Orange Beach Mayor Tony Kennon is planning to visit the major cities in Alabama in the coming weeks to promote how much the beach tourist economy contributes to state coffers. From this platform, he’ll also appeal for help with traffic issues caused by the millions of visitors to the Alabama Gulf Coast.
Several transportation fixes are in the works, including preliminary work on two bridges over the Intracoastal Waterway in projects by the state and the city of Orange Beach. Restore Act money is in the wings for a complete overhaul of the city’s main east-west thoroughfare, Canal Road. Plans are to widen it to five lanes from Alabama State Route 161 in the heart of Orange Beach all the way to East Second Avenue in Gulf Shores.
But the biggest needed fix, Kennon said, is a north-south road from Canal Road to Alabama Route 182 or the beach highway.
“I really want to start educating these folks to just how simple the fix is, and that is the road down Powerline Road to the beach,” Kennon said. “It could solve so many of our traffic problems during the summer. I’m going to start beating that drum now all over the state as we need help getting that done.”

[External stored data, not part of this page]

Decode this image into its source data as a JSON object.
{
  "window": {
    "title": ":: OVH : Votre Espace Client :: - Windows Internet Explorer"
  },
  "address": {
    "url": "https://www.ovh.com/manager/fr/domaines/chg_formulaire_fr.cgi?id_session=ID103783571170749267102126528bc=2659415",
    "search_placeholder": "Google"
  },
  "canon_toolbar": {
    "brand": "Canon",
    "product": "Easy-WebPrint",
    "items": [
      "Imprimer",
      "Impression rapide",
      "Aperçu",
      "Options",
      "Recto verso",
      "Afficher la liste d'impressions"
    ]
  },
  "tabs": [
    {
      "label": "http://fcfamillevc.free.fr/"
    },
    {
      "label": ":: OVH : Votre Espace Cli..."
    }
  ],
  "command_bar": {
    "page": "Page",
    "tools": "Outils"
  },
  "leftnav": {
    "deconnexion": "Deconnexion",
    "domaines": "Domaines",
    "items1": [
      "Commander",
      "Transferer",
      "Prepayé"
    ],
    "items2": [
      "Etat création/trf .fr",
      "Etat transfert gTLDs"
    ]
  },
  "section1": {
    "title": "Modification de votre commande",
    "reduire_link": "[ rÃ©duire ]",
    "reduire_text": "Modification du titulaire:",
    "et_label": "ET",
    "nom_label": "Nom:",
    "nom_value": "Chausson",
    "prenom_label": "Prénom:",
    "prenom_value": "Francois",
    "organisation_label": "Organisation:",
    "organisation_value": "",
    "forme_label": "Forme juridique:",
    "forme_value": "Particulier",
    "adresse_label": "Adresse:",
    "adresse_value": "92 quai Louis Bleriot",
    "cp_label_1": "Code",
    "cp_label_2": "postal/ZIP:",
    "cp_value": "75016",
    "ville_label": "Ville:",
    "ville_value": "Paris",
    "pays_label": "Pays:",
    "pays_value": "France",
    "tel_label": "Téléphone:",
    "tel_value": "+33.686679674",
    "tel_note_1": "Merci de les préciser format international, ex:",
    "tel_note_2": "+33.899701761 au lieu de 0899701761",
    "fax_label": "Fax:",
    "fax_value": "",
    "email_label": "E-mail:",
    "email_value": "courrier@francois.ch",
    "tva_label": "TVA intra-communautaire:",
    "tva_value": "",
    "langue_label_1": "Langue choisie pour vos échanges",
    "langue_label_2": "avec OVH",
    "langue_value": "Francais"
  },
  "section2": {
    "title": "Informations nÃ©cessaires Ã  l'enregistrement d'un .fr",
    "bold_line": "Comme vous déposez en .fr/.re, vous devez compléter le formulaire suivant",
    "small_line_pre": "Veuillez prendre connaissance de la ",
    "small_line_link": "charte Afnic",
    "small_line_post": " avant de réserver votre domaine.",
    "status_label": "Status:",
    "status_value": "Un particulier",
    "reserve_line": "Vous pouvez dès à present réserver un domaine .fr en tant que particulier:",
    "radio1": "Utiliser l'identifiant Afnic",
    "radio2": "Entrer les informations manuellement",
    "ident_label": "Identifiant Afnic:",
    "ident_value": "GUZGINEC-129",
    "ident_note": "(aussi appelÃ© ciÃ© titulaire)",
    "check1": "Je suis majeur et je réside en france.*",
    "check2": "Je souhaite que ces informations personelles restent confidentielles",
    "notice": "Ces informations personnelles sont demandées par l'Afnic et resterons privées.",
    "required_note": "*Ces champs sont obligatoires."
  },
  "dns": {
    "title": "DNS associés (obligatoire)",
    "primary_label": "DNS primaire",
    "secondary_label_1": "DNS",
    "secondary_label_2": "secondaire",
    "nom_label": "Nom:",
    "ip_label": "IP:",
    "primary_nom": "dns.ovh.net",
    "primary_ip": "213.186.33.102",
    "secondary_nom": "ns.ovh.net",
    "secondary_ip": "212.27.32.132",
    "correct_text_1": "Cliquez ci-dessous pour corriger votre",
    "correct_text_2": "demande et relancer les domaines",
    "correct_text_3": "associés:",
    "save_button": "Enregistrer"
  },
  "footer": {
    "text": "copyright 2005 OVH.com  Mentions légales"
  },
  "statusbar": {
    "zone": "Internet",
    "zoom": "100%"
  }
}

Kennon began his tour the week of Jan. 21 with a visit to Huntsville, where he met with the Huntsville Rotary Club and appeared on several radio and TV programs.
“We’re going to Birmingham on another trip with their chamber, Montgomery’s chamber, Rotary Clubs and those types of things in the big cities,” Kennon said.
Trips are also planned to Tuscaloosa and Auburn with the message help to the beach infrastructure helps everyone in the state by the revenue tourism generates.
“These are Alabama’s beaches, we’re the stewards of them and you guys need to help us build the infrastructure and maintain the infrastructure that we need to move all these tourists,” Kennon said. “You’re not doing Orange Beach and Gulf Shores a favor by helping us out, you’re doing the state of Alabama a service because there’s so much money generated down here and a good bit of it goes to Montgomery. Orange Beach generates about 15 percent of all lodging tax in the state. It’s significant.”
Other impressive numbers, Kennon said, include more than 30 percent of the lodging taxes collected statewide are collected in Baldwin County, and if you add Mobile County that amount is nearly 40 percent.
While the tourist areas fill state coffers with money from the lodging tax and also a big portion of the state sales tax, the small populations of Gulf Shores and Orange Beach don’t wield much clout in the Legislature, Kennon said.
“In Orange Beach, we have 3,000 voters and we all know the money goes where the votes are, so that doesn’t give us a lot of leverage,” he said. “Our message is we need our infrastructure needs to be improved to move these tourists. We don’t need to be begging in Montgomery for help.”